Avant, quand mes parents emmenaient Maya dans l’eau, mon père devait la porter, mais maintenant, nous avons un matelas gonflable semi-immergé : le centre, c’est de la toile, du coup son corps est dans l’eau. Une année, nous sommes allés à une plage accessible. Il faut faire une demande au préalable. Elle était super ! Elle était faite de galets et il y avait des caillebotis en bois qui allaient loin. On nous a même prêté des hippocampes : des fauteuils roulants qui peuvent aller dans l’eau.
Vérifier l’accessibilité, c’est long
Les sorties pour se restaurer doivent aussi être préparées. Maya doit avoir pris son repas avant de partir ou il faut vérifier qu’il y ait un mixeur sur place. Pour sélectionner les restaurants, on vérifie qu’ils sont accessibles aux fauteuils. Cela peut prendre du temps de vérifier tous les critères et réserver. Par conséquent, si on va plusieurs fois au même endroit en vacances, on retourne dans les endroits que l’on connaît déjà.
Tous les ans, nous nous rendons à Center Parcs avec l’association française du syndrome de Rett (ASFR). Elle réserve un restaurant pour les “petites filles Retts”, où les chefs sont aux petits soins. Ils mixent le nécessaire et vérifient que nous avons tout à notre disposition. Center Parcs est plutôt bien équipé vis-à-vis des fauteuils roulants. Les cottages aménagés sont bien faits, ils possèdent une salle de bains supplémentaire et une entrée plus grande. Les piscines aussi sont grandes et il y a de l’espace pour les fauteuils.
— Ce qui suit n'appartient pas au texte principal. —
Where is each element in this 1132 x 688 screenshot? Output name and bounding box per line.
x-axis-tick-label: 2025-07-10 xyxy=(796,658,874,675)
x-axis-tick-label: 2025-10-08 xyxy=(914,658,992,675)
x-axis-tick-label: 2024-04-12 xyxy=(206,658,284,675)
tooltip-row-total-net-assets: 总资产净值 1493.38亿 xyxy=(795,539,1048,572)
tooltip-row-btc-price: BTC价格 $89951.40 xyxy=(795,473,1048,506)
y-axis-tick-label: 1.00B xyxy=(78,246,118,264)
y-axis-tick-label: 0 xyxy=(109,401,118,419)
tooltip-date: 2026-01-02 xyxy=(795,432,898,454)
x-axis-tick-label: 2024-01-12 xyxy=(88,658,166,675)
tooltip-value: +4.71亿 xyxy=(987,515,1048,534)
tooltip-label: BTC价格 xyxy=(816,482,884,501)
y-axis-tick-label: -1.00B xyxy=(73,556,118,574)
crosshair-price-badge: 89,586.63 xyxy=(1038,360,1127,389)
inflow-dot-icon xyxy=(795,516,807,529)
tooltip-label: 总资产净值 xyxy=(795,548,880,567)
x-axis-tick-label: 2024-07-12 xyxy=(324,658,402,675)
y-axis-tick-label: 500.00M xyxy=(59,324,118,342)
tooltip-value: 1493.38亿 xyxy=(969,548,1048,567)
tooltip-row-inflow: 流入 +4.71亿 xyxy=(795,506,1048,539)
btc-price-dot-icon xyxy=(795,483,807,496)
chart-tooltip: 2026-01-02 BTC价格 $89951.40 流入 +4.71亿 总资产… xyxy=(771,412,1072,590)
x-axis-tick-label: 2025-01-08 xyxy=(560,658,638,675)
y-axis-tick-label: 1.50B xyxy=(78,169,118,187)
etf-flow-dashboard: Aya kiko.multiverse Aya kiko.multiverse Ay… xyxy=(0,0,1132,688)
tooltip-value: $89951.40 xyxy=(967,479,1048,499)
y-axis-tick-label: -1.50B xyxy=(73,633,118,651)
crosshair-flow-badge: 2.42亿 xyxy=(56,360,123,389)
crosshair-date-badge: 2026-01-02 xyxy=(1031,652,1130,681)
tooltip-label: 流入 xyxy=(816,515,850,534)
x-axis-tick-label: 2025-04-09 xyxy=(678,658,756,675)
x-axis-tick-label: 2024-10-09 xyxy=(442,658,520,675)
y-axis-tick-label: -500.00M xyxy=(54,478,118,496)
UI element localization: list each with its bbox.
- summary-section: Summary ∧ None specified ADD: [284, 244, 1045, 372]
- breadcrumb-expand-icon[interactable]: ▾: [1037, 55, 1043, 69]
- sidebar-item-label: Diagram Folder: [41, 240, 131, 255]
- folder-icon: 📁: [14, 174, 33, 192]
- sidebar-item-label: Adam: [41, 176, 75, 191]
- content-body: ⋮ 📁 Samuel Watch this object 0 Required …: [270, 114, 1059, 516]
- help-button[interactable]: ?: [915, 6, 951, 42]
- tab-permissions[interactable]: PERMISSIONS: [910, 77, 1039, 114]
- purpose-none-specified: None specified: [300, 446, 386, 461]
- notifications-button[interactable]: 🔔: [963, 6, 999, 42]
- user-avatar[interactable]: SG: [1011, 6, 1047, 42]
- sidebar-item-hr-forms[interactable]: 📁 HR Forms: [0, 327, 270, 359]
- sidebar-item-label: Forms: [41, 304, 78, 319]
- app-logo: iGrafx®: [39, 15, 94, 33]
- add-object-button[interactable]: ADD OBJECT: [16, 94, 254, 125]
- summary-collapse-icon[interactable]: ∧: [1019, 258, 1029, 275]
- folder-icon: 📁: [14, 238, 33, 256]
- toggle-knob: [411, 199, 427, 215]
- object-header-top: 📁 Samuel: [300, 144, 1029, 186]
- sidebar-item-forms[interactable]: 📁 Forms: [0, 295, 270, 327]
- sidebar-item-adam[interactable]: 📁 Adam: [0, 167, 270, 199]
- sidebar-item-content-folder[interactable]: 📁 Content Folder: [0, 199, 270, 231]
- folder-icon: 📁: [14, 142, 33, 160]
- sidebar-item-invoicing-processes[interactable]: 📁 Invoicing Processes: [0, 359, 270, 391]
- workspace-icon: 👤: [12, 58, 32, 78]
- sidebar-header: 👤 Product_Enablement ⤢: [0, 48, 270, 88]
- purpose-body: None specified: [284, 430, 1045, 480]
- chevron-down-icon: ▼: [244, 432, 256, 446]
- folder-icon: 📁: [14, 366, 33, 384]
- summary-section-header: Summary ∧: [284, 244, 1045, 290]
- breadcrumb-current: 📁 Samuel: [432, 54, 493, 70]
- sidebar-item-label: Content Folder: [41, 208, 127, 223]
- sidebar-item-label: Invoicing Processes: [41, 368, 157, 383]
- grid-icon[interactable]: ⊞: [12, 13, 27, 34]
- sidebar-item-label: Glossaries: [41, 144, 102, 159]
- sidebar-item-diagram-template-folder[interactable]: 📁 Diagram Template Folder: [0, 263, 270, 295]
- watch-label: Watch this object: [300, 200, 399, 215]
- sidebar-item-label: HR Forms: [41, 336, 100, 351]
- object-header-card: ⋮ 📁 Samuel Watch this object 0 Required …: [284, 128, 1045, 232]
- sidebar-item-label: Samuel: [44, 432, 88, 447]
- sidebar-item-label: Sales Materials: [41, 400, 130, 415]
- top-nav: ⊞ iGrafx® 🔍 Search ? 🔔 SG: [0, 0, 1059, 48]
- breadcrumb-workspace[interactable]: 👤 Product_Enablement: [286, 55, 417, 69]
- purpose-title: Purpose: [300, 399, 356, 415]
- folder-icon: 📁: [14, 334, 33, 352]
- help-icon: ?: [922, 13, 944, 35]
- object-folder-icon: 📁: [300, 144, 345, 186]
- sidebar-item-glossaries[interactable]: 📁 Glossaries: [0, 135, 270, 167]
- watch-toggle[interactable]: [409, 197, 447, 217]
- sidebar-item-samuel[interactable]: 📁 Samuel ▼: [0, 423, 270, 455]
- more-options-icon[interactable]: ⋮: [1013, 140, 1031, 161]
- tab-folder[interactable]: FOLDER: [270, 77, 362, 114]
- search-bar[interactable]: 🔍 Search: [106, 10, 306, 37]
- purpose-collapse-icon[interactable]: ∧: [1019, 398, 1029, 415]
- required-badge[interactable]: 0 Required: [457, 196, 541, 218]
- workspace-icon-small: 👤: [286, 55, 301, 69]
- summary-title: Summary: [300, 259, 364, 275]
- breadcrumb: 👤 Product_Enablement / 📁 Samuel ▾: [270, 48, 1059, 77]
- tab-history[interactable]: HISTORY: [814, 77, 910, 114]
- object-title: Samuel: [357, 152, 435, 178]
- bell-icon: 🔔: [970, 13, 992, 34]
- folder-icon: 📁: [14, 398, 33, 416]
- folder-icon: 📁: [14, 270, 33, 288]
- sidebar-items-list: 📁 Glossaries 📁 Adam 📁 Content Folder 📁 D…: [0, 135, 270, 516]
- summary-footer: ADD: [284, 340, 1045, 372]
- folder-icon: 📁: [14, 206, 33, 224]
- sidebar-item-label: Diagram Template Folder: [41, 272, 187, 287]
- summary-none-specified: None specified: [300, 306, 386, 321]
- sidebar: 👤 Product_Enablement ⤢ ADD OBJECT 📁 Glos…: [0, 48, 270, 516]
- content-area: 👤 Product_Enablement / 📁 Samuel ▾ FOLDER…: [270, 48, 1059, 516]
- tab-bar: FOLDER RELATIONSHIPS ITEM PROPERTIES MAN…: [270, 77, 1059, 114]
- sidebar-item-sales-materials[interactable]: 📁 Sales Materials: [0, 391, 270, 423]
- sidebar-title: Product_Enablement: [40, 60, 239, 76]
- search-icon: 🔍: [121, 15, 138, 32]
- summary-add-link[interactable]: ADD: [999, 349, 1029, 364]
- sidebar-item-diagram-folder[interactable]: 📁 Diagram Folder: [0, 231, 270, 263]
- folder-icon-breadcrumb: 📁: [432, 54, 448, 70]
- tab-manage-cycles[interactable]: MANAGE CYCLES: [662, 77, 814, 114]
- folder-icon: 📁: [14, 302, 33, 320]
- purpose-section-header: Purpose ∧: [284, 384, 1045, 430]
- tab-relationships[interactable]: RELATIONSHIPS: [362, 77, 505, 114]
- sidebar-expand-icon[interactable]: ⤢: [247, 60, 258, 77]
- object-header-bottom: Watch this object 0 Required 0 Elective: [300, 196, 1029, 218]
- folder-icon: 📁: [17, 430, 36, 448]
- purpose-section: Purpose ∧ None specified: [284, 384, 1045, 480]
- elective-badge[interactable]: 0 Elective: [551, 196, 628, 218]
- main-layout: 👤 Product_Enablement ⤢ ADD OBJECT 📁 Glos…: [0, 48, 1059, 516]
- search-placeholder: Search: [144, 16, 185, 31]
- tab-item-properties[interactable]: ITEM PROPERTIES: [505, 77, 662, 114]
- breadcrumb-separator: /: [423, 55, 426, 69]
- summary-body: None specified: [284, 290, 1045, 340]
On ne nous donne pas vraiment le choix !
Les voyages sont plus compliqués pour les personnes handicapées, car il faut que les lieux, le matériel et les activités soient accessibles. Il faudrait des lieux plus spacieux pour accueillir les fauteuils, et sans marche pour l’entrée, ou avec une rampe. Souvent, ce qui est accessible ou adapté ne nous donne pas vraiment le choix !
Pour prendre le TGV, il faut faire plusieurs demandes à la SNCF, “juste” pour avoir une rampe pour pouvoir monter dans le train à cause de l’écart entre le wagon et le quai. Une fois, les contrôleurs avaient oublié de nous amener la rampe et on a dû porter le fauteuil avec Maya dedans. Des passagers ont aidé mon père… Mes parents stressent toujours pendant les correspondances. Quant à la place pour fauteuil roulant : pas le choix, c’est en première classe et il faut un adulte qui accompagne, donc il faut les moyens de payer les billets.
Handicap : il faudrait améliorer l’accessibilité des lieux classiques
Ces voyages me responsabilisent. Ils me permettent de prendre conscience de l’environnement qui m’entoure et de la difficulté à se déplacer avec un enfant polyhandicapé. Il faudrait améliorer l’accessibilité des lieux “classiques” : magasins, centres commerciaux, lieux touristiques, parcs, écoles, restaurants, et l’ensemble des transports en commun et privés.
Lors des sorties, il y a plusieurs types de “regards” : les personnes curieuses mais pas méchantes, les enfants qui trouvent ça intéressant… et ceux qui jugent ou qui nous regardent bizarrement. Et c’est très offensant que certaines personnes nous regardent comme des bêtes de foire car on a un enfant handicapé et en fauteuil roulant. Ce n’est pas parce que Maya est différente que je l’aime moins.
Maëlys, 14 ans, collégienne, Le Châtelet-en-Brie
Ce témoignage provient des ateliers d’écriture menés par la ZEP (la zone d’expression prioritaire), un média d’accompagnement à l’expression des jeunes de 15 à 25 ans, qui témoignent de leur quotidien comme de toute l’actualité qui les concerne.